Ahead of his first meeting (as Prime Minister) with US President G W Bush, Gordon Brown has revealed the secret tactics he will employ in order to try and claw back some dignity and self respect for Britain: he will attempt to assert himself during their extensive talks by employing Jedi mind control techniques!
A spokesperson for Mr Brown revealed to us yesterday: "Gordon is determined to at least give the impression that he is a strong leader. Unfortunately, when it comes to the USA, we have absolutely no bargaining power or leverage, so if the president actually calls his bluff on anything he's pretty well fucked! But, we're hoping that with these new techniques he can really pull the job off!"
According to recent reports "He's even making Alastair Darling call him 'master' now, and threatening to have people frozen in carbonite! - I'm supposed to go and find him a Rancor? to Battle!"
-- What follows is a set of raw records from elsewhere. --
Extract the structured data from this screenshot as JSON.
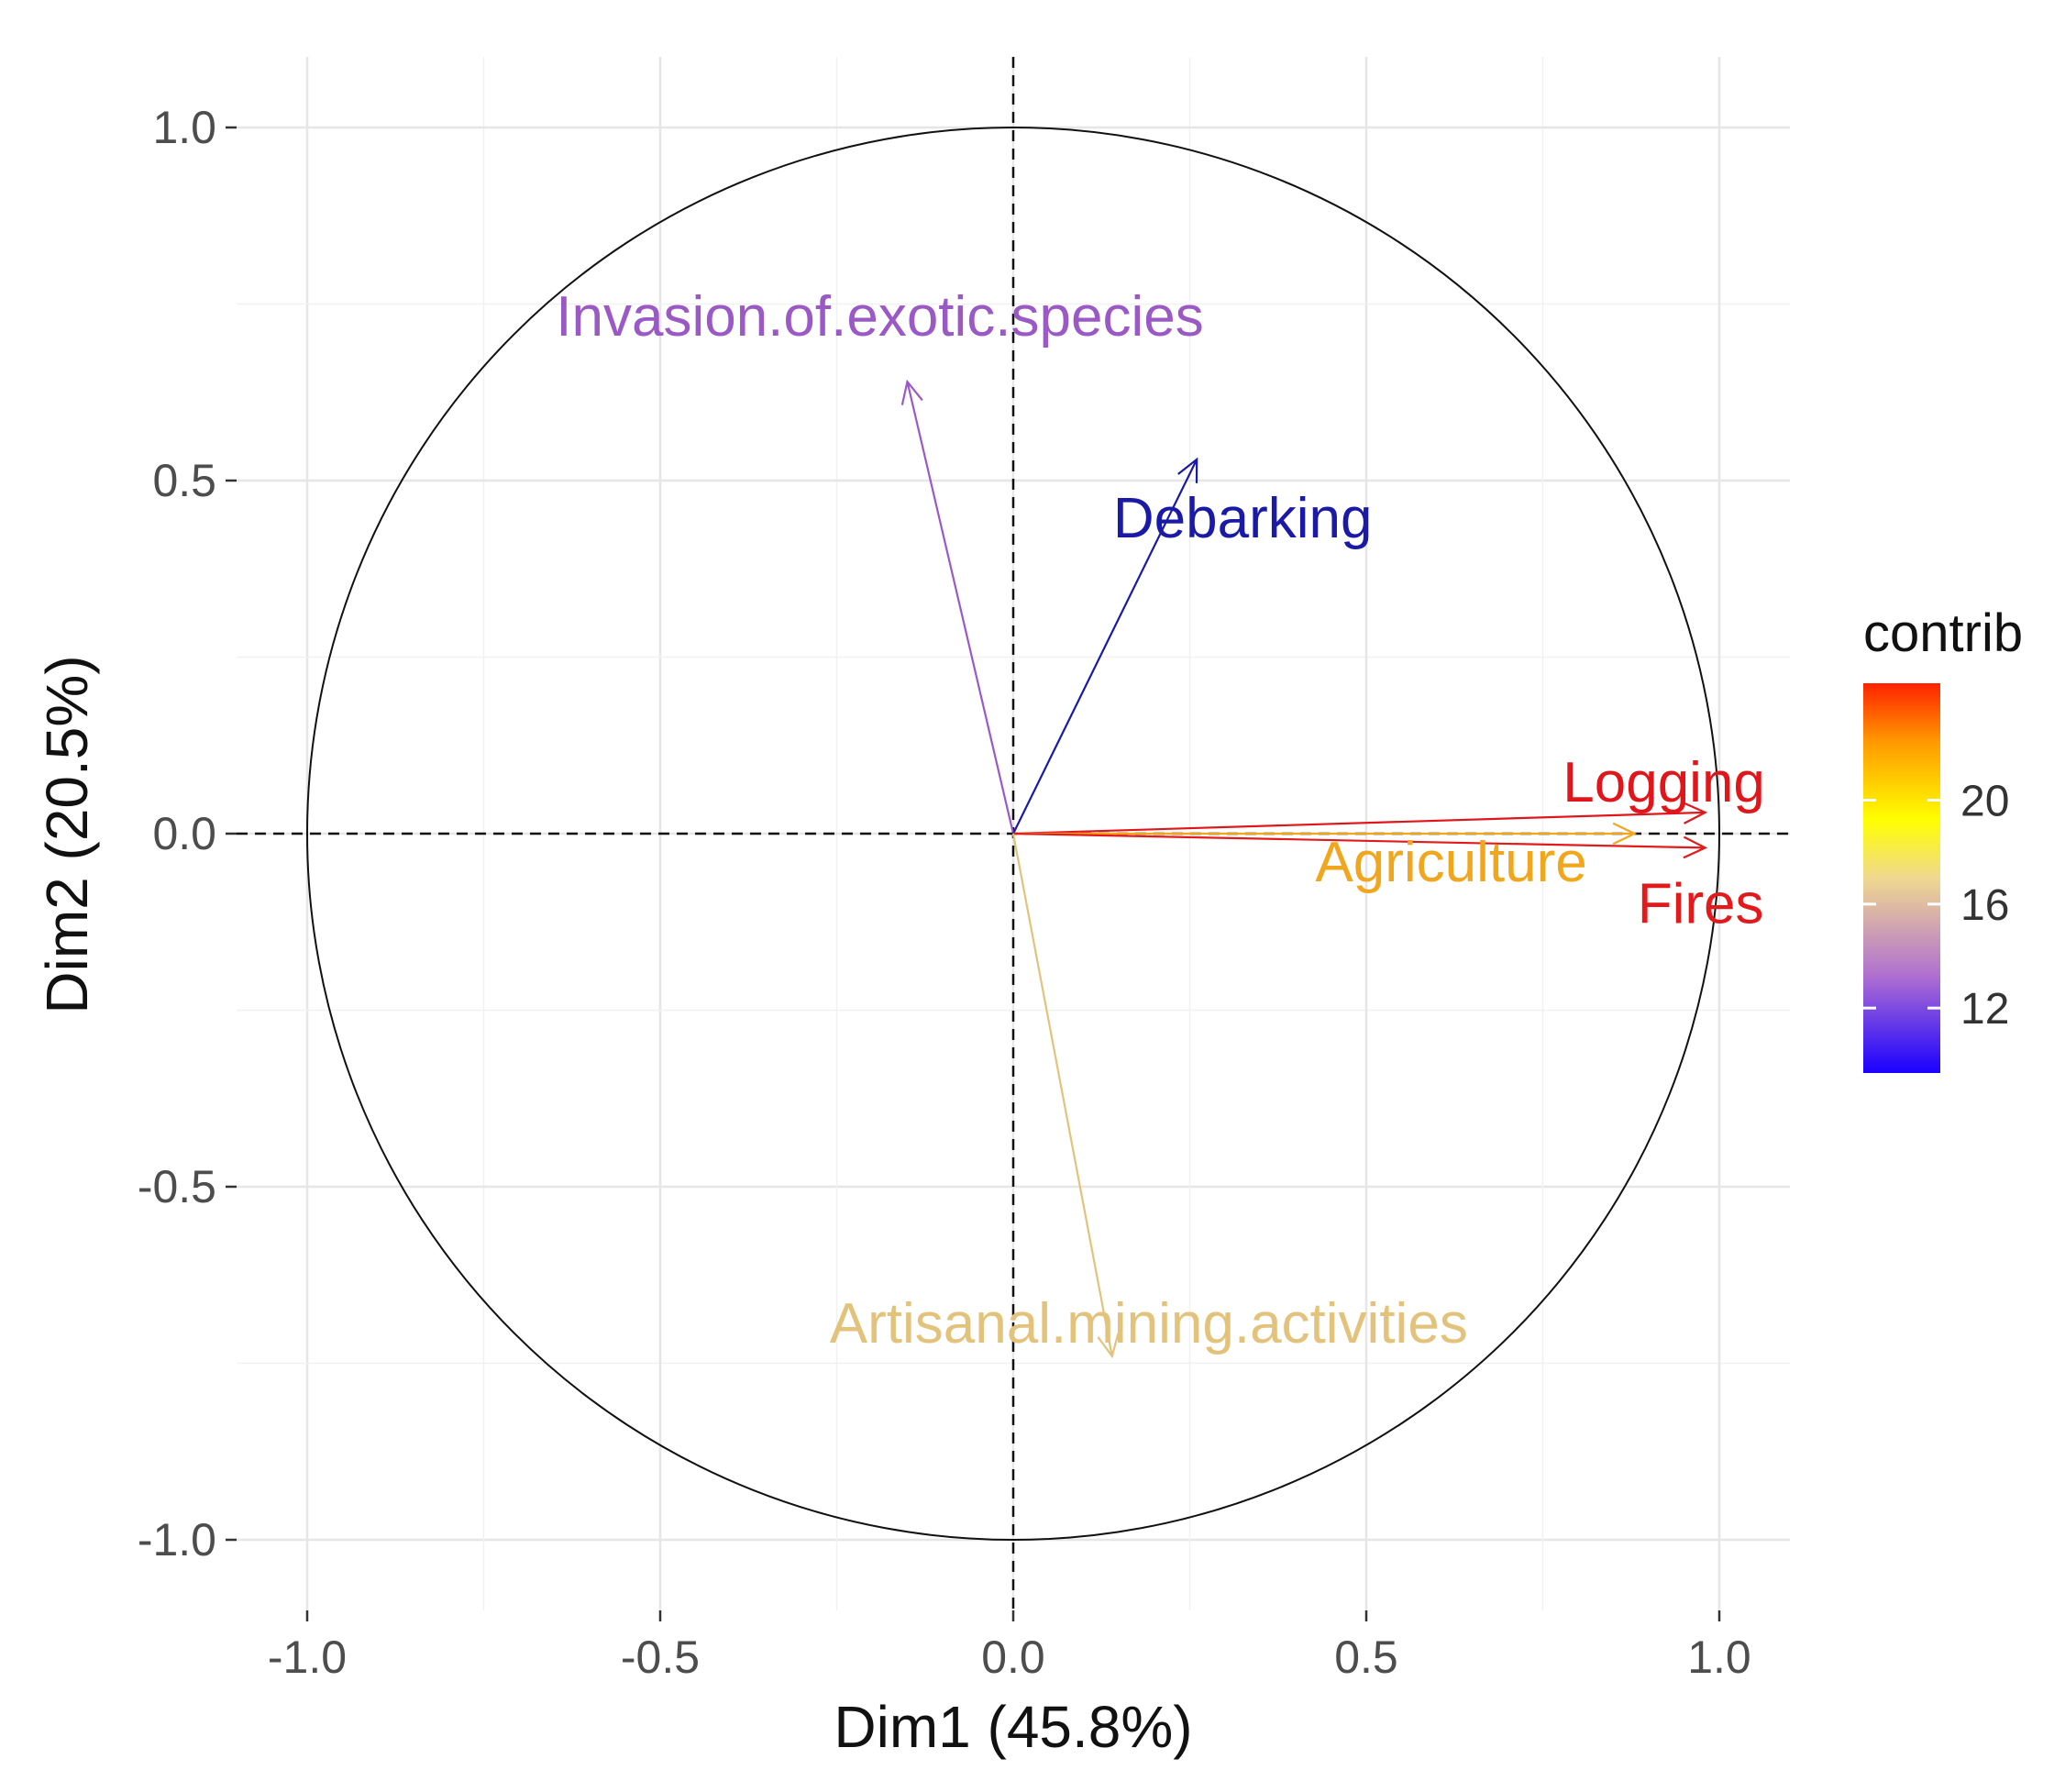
{
  "chart_data": {
    "type": "pca-variable-correlation-circle",
    "xlabel": "Dim1 (45.8%)",
    "ylabel": "Dim2 (20.5%)",
    "xlim": [
      -1.1,
      1.1
    ],
    "ylim": [
      -1.1,
      1.1
    ],
    "x_ticks": [
      -1.0,
      -0.5,
      0.0,
      0.5,
      1.0
    ],
    "y_ticks": [
      -1.0,
      -0.5,
      0.0,
      0.5,
      1.0
    ],
    "x_tick_labels": [
      "-1.0",
      "-0.5",
      "0.0",
      "0.5",
      "1.0"
    ],
    "y_tick_labels": [
      "1.0",
      "0.5",
      "0.0",
      "-0.5",
      "-1.0"
    ],
    "grid": true,
    "unit_circle": true,
    "reference_lines": [
      0,
      0
    ],
    "variables": [
      {
        "name": "Invasion.of.exotic.species",
        "x": -0.15,
        "y": 0.64,
        "contrib": 14.2,
        "color": "#9b59c6"
      },
      {
        "name": "Debarking",
        "x": 0.26,
        "y": 0.53,
        "contrib": 9.6,
        "color": "#1a1aa6"
      },
      {
        "name": "Logging",
        "x": 0.98,
        "y": 0.03,
        "contrib": 24.0,
        "color": "#e0161a"
      },
      {
        "name": "Agriculture",
        "x": 0.88,
        "y": 0.0,
        "contrib": 19.2,
        "color": "#f0a71e"
      },
      {
        "name": "Fires",
        "x": 0.98,
        "y": -0.02,
        "contrib": 23.8,
        "color": "#e31a1c"
      },
      {
        "name": "Artisanal.mining.activities",
        "x": 0.14,
        "y": -0.74,
        "contrib": 14.8,
        "color": "#e3c27c"
      }
    ],
    "legend": {
      "title": "contrib",
      "position": "right",
      "ticks": [
        12,
        16,
        20
      ],
      "tick_labels": [
        "12",
        "16",
        "20"
      ],
      "range": [
        9.5,
        24.5
      ],
      "gradient": [
        "#1a00ff",
        "#b070d0",
        "#f0d890",
        "#ffff00",
        "#ff9900",
        "#ff2200"
      ]
    }
  }
}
A White House spokesperson yesterday revealed how President Bush likes to prepare for such meetings: "George doesn't like to jump straight into heavy negotiations. He feels a bit intimidated by guests, especially if they're well educated. He likes to prepare himself mentally before hand. I remember he watched an entire season of Sesame Street before Blair's first visit."
As Alastair Campbell recently stated in his diaries: "Tony used to have a few techniques for calming George down if he ever got angry during crisis talks: tickling his feet, blowing raspberries on his stomach and letting him change the gears of his car were usually quite effective. He always gets a bit grouchy in the afternoon, especially if he hasn't had his nap."